Let $(\lambda_{mn})_{(m,\:n)\in\mathbb N^2}\subseteq[0,\infty)$ with $$\lambda_{mn}^2\le\mu_m\mu_n\;\;\;\text{for all }(m,n)\in\mathbb N^2\tag1$$ for some $(\mu_n)_{n\in\mathbb N}\subseteq[0,\infty)$ such that $\sum_{n\in\mathbb N}\mu_n$ exists in $\mathbb R$. Let $(e_n)_{n\in\mathbb N}$ be an orthonormal basis of a separable $\mathbb R$-Hilbert space $H$ and $$e_m\otimes e_n:=\langle\;\cdot\;,e_m\rangle_He_n\;\;\;\text{for }(m,n)\in\mathbb N^2\;.$$ Let $\mathfrak L_1(H)$ denote the space of nuclear operators on $H$.
How can we show that $$A:=\sum_{(m,\:n)\in\mathbb N^2}\lambda_{mn}e_m\otimes e_n$$ exists in $\mathfrak L_1(H)$?
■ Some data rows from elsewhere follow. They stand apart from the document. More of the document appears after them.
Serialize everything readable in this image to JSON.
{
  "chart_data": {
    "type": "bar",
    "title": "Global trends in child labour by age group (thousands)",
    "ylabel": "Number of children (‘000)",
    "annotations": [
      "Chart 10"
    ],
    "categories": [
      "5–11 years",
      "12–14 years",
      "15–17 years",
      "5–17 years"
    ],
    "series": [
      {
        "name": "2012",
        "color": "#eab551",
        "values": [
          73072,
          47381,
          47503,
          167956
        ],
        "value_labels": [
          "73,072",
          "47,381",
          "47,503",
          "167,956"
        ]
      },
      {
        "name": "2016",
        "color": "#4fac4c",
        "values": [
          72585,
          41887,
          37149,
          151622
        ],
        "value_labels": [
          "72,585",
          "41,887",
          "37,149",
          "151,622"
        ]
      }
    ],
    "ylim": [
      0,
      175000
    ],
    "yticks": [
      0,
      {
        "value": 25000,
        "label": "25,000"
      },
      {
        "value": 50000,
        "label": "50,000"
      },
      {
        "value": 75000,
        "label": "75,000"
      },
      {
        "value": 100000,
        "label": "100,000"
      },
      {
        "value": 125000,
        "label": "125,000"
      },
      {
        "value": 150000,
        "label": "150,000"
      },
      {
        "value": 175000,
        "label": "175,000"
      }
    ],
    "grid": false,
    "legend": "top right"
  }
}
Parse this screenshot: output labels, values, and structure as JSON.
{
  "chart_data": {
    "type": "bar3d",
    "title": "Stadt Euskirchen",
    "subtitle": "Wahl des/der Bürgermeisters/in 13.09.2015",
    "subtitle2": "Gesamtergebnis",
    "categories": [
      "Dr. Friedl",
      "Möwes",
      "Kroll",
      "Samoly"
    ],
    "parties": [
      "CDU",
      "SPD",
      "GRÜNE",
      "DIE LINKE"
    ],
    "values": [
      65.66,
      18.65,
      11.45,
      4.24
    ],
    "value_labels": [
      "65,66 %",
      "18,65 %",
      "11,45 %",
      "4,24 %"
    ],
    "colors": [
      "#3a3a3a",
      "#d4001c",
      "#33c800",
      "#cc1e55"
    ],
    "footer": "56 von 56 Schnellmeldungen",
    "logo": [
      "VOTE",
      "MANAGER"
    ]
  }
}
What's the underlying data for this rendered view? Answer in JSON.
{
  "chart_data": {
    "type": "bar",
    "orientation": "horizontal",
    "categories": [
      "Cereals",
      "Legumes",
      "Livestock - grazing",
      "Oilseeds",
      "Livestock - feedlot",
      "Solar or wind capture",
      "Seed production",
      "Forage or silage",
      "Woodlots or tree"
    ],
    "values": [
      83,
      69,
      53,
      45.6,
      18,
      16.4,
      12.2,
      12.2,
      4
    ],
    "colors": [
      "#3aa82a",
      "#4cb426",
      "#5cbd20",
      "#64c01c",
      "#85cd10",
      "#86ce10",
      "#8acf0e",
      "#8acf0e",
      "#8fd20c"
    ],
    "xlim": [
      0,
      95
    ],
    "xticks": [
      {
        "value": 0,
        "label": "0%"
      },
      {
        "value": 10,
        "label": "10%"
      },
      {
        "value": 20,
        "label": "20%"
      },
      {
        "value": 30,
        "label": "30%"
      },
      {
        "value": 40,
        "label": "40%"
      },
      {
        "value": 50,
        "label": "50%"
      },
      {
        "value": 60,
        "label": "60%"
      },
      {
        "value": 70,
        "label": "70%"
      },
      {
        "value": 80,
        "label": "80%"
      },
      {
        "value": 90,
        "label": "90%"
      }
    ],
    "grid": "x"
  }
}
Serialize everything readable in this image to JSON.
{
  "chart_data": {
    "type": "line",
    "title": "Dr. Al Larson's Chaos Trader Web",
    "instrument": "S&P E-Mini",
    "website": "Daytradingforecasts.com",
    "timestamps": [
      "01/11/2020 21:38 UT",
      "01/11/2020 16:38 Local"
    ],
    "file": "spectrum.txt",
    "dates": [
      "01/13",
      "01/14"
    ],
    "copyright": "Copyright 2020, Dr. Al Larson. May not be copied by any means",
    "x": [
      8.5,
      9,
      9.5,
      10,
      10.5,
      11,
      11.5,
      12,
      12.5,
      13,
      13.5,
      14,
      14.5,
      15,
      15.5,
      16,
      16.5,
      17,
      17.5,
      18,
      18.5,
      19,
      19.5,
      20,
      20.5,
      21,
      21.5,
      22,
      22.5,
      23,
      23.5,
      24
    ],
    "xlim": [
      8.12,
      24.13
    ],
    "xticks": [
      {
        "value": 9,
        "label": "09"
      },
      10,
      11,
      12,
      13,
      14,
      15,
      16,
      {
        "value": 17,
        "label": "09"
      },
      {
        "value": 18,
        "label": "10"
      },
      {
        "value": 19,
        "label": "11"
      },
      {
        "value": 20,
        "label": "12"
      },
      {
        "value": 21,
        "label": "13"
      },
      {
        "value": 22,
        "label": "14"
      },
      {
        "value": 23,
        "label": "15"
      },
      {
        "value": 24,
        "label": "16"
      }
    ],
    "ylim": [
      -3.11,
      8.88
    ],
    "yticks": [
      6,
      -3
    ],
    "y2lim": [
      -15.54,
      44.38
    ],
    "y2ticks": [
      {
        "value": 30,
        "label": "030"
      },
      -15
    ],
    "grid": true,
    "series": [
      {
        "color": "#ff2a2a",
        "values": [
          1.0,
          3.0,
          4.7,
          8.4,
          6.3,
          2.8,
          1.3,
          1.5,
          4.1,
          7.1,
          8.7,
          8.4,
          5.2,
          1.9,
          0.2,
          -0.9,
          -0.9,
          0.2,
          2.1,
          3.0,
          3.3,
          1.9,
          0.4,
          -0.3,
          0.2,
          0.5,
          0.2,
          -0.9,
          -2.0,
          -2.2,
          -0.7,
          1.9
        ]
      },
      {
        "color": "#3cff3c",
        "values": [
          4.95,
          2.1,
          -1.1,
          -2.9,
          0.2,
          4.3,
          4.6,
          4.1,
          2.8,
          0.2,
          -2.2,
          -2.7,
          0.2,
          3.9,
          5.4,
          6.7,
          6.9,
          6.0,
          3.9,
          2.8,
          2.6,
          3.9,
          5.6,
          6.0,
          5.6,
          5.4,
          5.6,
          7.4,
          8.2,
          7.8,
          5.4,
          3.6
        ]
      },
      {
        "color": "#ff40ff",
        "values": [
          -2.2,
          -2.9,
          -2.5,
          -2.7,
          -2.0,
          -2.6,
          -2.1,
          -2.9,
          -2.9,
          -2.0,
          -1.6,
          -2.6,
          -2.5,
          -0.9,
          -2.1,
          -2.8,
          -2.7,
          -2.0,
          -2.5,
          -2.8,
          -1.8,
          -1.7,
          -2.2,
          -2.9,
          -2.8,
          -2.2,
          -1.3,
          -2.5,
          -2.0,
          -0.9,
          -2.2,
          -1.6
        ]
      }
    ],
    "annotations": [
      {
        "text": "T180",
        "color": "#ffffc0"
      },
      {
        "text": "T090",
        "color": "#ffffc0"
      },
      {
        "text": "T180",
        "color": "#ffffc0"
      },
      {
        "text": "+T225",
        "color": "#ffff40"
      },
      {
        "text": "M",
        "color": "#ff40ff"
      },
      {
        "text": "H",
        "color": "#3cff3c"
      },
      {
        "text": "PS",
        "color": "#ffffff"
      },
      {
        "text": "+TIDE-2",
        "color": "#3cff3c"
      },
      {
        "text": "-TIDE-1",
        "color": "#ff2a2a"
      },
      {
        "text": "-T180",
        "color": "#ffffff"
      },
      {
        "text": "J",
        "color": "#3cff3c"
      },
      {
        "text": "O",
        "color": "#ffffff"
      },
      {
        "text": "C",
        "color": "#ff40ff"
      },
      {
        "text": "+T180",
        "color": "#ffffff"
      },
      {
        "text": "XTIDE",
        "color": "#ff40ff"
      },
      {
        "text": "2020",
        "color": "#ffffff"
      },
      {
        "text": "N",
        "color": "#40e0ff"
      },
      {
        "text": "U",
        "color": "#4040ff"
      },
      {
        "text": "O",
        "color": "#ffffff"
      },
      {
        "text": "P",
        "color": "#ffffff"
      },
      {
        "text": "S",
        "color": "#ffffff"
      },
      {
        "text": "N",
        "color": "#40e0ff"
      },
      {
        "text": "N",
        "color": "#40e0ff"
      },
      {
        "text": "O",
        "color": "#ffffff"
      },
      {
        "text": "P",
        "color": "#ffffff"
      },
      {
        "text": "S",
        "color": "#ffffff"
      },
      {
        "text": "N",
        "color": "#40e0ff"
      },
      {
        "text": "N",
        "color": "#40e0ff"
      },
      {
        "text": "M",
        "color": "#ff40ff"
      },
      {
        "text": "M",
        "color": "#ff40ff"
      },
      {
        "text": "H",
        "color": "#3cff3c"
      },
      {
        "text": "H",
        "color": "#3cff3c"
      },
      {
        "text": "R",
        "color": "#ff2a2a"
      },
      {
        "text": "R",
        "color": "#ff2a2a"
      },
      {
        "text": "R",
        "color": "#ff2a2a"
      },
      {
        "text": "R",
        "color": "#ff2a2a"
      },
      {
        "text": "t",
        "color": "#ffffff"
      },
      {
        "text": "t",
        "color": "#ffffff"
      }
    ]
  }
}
I've tried the following: Let $\operatorname{HS}(H)$ denote the space of Hilbert-Schmidt operators on $H$. Note that $(e_m\otimes e_n)_{(m,\:n)\in\mathbb N^2}$ is an orthonormal basis of $\operatorname{HS}(H)$ and hence $A$ exists in $\operatorname{HS}(H)$ if and only if $\sum_{(m,\:n)\in\mathbb N^2}\left\|\lambda_{mn}e_m\otimes e_n\right\|_{\operatorname{HS}(H)}^2$ exists in $\mathbb R$. Now, \begin{equation}\begin{split}\sum_{(m,\:n)\in\mathbb N^2}\left\|\lambda_{mn}e_m\otimes e_n\right\|_{\operatorname{HS}(H)}^2&=\sum_{(m,\:n)\in\mathbb N^2}\lambda_{mn}^2\underbrace{\left\|e_m\otimes e_n\right\|_{\operatorname{HS}(H)}^2}_{=\:1}\\&\le\sum_{(m,\:n)\in\mathbb N^2}\mu_m\mu_n\\&=\left(\sum_{m\in\mathbb N}\mu_m\right)\sum_{n\in\mathbb N}\mu_n\end{split}\tag2\end{equation} and hence $A$ exists in $\operatorname{HS}(H)\supseteq\mathfrak L_1(H)$. However, I've no idea how I can show that $A$ even exists in $\mathfrak L_1(H)$.